Abstract

Background: Psoriasis is a chronic immune-mediated inflammatory disease associated with systemic comorbidities, particularly obesity and cardiovascular disease. Increasing evidence suggests that obesity is not merely a comorbidity but a key contributor to psoriasis pathogenesis, severity, and therapeutic response through shared inflammatory, metabolic, and immunologic mechanisms. Objective: To review the pathophysiological links between obesity and psoriasis and to evaluate therapeutic strategies targeting obesity, including lifestyle interventions and emerging pharmacologic agents, with emphasis on their implications for disease progression and systemic inflammation. Results: Obesity contributes to psoriasis through chronic low-grade systemic inflammation mediated by adipokines, including leptin, resistin, and adiponectin, as well as immune cell infiltration in adipose tissue. These mechanisms promote Th1 and Th17 activation, endothelial dysfunction, and increased cardiovascular risk. Excess adiposity is associated with increased psoriasis incidence, greater disease severity, and reduced therapeutic response, particularly to biologic agents.

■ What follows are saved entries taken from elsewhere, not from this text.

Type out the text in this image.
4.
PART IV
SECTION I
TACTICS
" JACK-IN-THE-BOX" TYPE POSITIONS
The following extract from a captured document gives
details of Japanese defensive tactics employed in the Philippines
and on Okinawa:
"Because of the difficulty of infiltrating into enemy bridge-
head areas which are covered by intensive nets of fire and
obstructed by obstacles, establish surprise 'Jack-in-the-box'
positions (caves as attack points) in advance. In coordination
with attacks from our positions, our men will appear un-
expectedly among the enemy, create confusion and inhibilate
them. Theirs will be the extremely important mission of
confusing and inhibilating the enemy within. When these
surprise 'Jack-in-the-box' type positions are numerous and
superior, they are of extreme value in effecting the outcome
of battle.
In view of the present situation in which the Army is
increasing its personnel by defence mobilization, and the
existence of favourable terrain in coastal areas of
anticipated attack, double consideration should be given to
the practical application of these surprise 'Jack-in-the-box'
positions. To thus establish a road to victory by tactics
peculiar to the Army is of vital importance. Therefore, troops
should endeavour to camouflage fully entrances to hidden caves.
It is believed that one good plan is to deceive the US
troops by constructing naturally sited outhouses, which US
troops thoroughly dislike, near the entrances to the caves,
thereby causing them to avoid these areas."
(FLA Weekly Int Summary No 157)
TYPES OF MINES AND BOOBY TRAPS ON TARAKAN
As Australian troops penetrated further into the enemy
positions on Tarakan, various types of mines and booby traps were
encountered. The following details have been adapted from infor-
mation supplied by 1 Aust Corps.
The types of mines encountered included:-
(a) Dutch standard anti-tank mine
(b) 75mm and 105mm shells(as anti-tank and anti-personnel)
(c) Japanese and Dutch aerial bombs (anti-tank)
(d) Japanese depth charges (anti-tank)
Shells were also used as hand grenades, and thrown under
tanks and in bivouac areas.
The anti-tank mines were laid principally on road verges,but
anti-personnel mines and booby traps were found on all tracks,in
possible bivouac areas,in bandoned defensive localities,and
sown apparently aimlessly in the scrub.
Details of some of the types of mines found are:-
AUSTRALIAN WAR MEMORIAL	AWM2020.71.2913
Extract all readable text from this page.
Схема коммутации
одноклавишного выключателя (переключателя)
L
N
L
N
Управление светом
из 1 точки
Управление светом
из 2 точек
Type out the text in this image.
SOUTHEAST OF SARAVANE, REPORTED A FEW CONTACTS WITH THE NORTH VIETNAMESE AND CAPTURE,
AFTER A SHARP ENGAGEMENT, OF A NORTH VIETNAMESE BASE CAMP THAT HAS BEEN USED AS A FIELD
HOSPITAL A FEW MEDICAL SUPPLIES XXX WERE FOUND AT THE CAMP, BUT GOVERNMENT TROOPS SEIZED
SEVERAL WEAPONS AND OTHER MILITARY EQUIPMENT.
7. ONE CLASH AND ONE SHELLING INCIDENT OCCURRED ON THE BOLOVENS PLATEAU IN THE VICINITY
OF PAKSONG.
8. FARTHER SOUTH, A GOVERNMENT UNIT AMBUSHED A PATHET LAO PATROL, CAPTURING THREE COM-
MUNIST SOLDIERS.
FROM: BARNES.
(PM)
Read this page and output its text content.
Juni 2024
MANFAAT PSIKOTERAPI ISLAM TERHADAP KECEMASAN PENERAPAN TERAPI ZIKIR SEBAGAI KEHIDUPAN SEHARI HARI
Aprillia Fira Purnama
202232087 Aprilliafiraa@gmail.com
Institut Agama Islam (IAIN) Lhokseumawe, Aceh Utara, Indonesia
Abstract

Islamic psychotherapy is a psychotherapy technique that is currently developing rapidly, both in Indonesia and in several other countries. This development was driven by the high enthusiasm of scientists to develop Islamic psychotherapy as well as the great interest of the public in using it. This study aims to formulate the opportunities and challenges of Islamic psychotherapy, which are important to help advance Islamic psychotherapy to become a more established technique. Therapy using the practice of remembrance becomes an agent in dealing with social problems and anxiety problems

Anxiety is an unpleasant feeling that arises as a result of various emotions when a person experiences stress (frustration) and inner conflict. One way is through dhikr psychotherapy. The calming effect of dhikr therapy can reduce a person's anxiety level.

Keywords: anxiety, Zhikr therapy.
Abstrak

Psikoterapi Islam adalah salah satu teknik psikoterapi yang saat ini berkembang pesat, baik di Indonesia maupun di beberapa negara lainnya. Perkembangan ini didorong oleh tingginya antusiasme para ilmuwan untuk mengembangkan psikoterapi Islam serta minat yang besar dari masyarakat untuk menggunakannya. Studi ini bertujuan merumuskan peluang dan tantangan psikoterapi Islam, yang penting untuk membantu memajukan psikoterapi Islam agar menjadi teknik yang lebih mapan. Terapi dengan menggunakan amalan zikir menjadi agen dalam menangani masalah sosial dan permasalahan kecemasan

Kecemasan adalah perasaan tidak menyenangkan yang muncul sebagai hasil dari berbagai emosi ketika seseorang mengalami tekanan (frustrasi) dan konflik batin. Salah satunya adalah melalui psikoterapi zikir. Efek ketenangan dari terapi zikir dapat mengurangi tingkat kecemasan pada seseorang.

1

Weight reduction through hypocaloric and Mediterranean diets improves psoriasis severity and reduces inflammatory markers. Pharmacologic agents such as glucagon-like peptide-1 receptor agonists (GLP-1RAs) and the dual GLP-1/GIP agonist tirzepatide demonstrate promising metabolic and anti-inflammatory effects, including reductions in visceral adiposity, inflammatory cytokines, and psoriasis severity in some patients, although responses may vary. Additionally, gut microbiome dysbiosis appears to play a contributory role in systemic inflammation linking obesity and psoriasis, representing a potential therapeutic target. Conclusion: Obesity plays a central role in psoriasis pathophysiology, influencing disease severity, systemic inflammation, cardiovascular risk, and therapeutic outcomes. Integrated management strategies combining weight reduction, metabolic interventions, and targeted immunomodulatory therapies may improve clinical outcomes. Further studies are needed to clarify the long-term effects of obesity-targeted therapies and microbiome modulation in psoriasis management.